As these children’s experts say, there needs to be more research on the safety and efficacy of school-based testing, and there’s the need for attention to early rehabilitation rather than punitive measures in districts that are drug testing students. Acknowledging that proponents can point to no independent research that drug testing helps adolescents refuse drugs, the Academy of Pediatrics concludes that drug testing poses significant risks that outweigh any limited benefits.

For example, there’s the potential for damaging the school-child and school-family relationships, and “regardless of the reason it was performed, drug testing was not significantly associated with reduction in the use of marijuana or any illicit drug among students,” the Academy said.

In addition, the Academy questioned the reliability of the testing. For example, to ensure the validity of the specimen for testing, an adult at the school needs to watch a student urinate or the collector must use an expensive federally approved protocol for ensuring the chain of custody.

Flunking The Test

If the school is using hair or saliva testing, there are questions about their validity. Hair testing tells more about historical drug use than current use, and although saliva testing is more accurate, it doesn’t perform consistently across all drugs.

Then, according to the Academy, there is the problem of false positives, especially when screening for amphetamines or opiates, that can be caused by cold medicine and food. More to the point, it’s “fairly easy to defeat drug tests and most drug-involved youth are too familiar with ways to do so.”

Except for marijuana, information is limited and the drug use has to be within the previous 72 hours, and standard tests do not detect many of the favorite drugs of adolescents, such as alcohol, ecstacy and inhalants.

Alcoholics Unanimous

As the doctors point out, drug testing may inadvertently drive more students to use the most popular drug of choice in high schools – alcohol. Alcohol is associated with more adolescent deaths any illegal drug but isn’t included in most standard tests. Also, drug testing may drive adolescents to shift from drugs with low mortality rates – like marijuana – to those representing higher danger, such as inhalants.

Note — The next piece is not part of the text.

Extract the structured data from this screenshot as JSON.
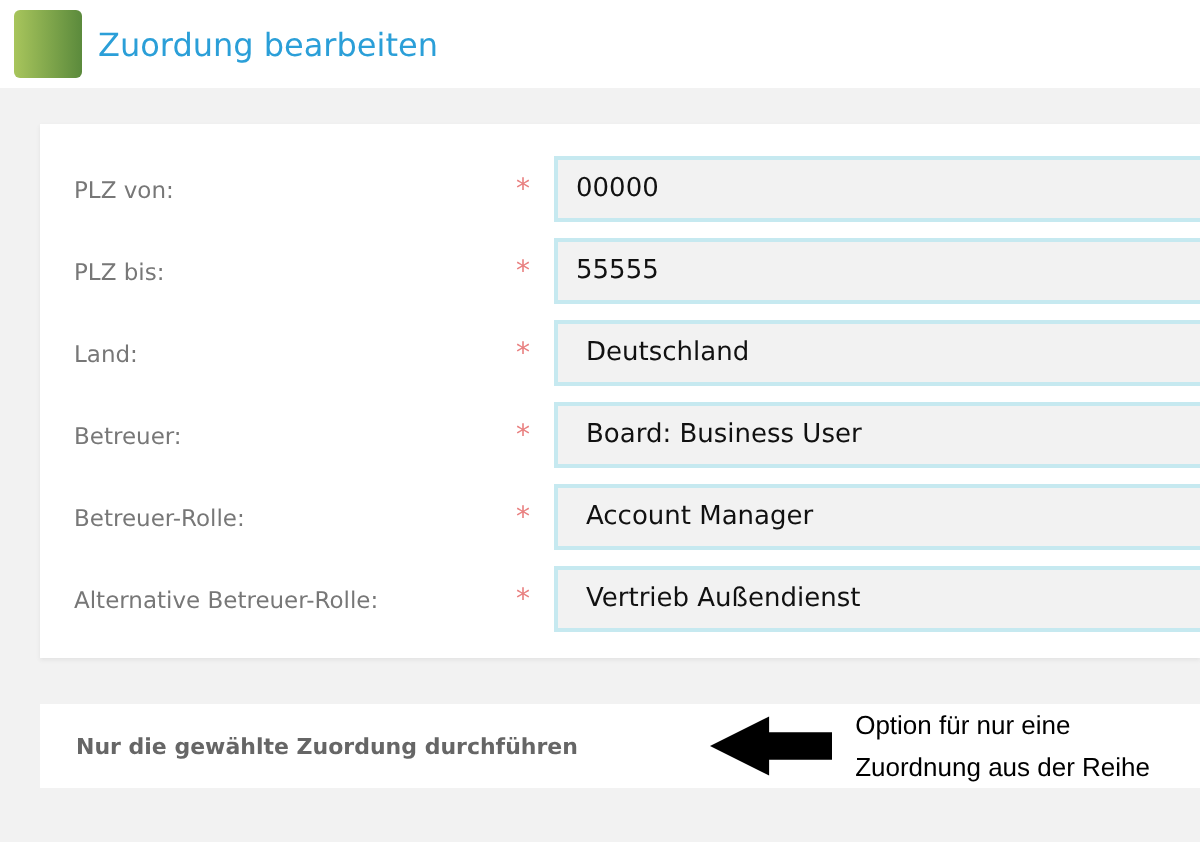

But, worst of all, the entire environment for the testing is punitive, and the lack of adequate adolescent drug treatment and mental health treatment remains. If you are looking for treatment visit detoxofsouthflorida.com.

In the end, drug testing encourages alcohol use, foments the rebellious streak that is a biological part of adolescence and discourages wider participation in extracurricular activity.

And most of all, students see drug testing as a challenge rather than a deterrence.

Ultimately, drug testing in Shelby County Schools has little to do with fact, and all to do with hysteria and political opportunism.